# Roamio Remote Played Sounds



## dkraft (Dec 20, 2004)

I was working on my Roamio changing cable connections. I started hearing this musical sound. I thought I've never heard that sound from my iPhone before. Finally I figured out it was the Roamio remote playing some kind of musical tones. What is that sound for and how did it start playing? I've had Tivo for years and never heard a remote make a sound. It played until I touched a key.


----------



## Smirks (Oct 7, 2002)

That's the "lost remote" feature. Maybe you accidentally pressed "remote" button on the front of the Roamio?


----------



## dkraft (Dec 20, 2004)

Smirks said:


> That's the "lost remote" feature.
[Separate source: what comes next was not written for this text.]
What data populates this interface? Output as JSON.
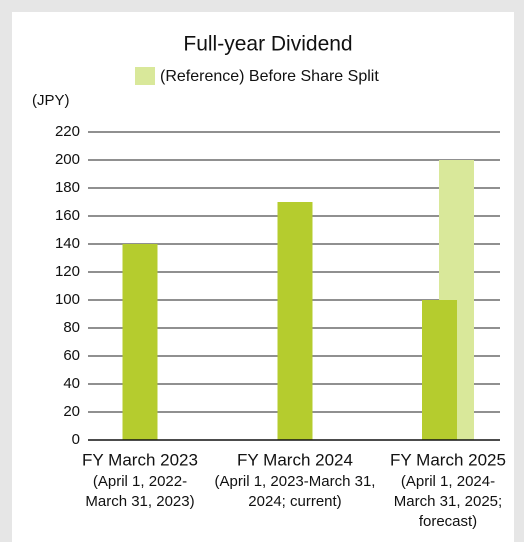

Maybe you accidentally pressed "remote" button on the front of the Roamio?


Thanks. Didn't even know Tivo had that feature.


----------



## Smirks (Oct 7, 2002)

dkraft said:


> Thanks. Didn't even know Tivo had that feature.


Took me by surprise the first time I accidentally hit it too!


----------



## Leon WIlkinson (Feb 13, 2000)

How far can that remote finder work from? like from one side of a house to the other end down a floor.


----------



## Devx (Jun 1, 2006)

Leon WIlkinson said:


> How far can that remote finder work from? like from one side of a house to the other end down a floor.


It should be limited by the RF range which is 30-40 ft based on the posts I've seen. I've personally used it up to about 30 ft with no problem.


----------